Date of Award
Fall 2022
Degree Type
Thesis
Degree Name
Master of Science (MS)
Department
Bioinformatics & Computational Biology
Abstract
Celiac disease is an autoimmune disorder of the small intestine in which gluten, an energy-storage protein in wheat and other cereals, elicits an immune response leading to villous atrophy. Despite a strong genetic component, the disease arises sporadically over the lifetime leading us to hypothesize the microbiome might be a trigger. Here, we re-examined 16S data from 3 prior studies examining celiac disease and the microbiome with newer computational tools: the dada2 and PICRUSt 2 pipelines.
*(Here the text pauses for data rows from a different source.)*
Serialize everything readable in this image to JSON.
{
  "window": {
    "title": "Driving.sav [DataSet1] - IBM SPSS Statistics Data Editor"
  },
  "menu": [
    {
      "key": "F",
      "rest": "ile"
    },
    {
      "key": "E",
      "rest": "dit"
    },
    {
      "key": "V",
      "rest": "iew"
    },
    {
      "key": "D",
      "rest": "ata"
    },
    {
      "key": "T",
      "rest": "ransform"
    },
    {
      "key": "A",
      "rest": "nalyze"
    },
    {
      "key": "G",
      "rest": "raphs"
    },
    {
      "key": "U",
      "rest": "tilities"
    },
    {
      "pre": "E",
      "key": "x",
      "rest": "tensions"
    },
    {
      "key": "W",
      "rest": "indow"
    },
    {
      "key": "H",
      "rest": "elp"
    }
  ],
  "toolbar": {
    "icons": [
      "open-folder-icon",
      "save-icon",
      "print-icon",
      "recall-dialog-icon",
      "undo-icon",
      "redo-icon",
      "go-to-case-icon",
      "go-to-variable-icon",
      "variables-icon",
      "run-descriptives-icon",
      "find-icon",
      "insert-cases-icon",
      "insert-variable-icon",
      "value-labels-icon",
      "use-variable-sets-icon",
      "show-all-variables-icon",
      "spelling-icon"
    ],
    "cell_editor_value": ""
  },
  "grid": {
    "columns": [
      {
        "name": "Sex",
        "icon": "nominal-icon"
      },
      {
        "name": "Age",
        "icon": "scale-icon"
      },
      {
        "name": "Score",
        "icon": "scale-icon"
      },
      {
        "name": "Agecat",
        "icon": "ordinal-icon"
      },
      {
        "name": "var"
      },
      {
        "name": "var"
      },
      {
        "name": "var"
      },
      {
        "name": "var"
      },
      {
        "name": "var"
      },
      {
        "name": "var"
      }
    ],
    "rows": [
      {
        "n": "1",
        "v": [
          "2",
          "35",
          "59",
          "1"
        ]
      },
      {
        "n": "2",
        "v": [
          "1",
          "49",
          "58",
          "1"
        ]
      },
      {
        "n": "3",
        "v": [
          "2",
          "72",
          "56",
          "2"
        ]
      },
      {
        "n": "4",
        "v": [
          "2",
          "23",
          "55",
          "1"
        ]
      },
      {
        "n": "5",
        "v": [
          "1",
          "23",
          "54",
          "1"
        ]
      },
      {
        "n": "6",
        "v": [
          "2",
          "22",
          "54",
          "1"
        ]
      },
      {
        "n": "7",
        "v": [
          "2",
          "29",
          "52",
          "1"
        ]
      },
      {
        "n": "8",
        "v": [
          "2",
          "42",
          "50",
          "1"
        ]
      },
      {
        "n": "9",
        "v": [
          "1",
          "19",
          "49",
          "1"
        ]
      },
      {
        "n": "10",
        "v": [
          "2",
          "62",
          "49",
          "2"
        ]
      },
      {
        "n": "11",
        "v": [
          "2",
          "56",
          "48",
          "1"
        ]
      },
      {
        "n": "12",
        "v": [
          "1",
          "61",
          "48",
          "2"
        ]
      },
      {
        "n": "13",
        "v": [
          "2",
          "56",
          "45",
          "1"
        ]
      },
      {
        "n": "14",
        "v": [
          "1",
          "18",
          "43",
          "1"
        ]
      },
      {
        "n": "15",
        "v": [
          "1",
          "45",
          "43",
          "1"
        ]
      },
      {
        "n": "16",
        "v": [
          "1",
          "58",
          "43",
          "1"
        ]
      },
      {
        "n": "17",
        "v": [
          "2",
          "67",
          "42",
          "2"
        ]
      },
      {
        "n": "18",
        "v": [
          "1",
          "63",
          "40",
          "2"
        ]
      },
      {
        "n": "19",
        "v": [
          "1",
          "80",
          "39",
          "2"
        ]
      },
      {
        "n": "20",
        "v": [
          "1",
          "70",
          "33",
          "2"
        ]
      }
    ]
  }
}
Our results both confirmed findings of previous studies and generated new data regarding the celiac microbiome of India and Mexico. The datasets were also pooled to determine whether any taxonomic or metabolic features remained consistent across the world using a variety of data transformations to control for batch effects. Our results showed the celiac microbiome displays dysbiosis without a discernable pattern, likely indicating that perturbations in the CD microbiome are a result of the disease rather than a cause of the disease. Data from PICRUSt 2 further confirms this, showing connections to the CD metabolome which are supported by previous research examining dysbiotic microbiomes.
Recommended Citation
Colgan, John James, "Interplay between Human Microbiota and Celiac Disease" (2022). Master's Theses. 4442.
https://ecommons.luc.edu/luc_theses/4442
Creative Commons License
This work is licensed under a Creative Commons Attribution-Noncommercial-No Derivative Works 3.0 License.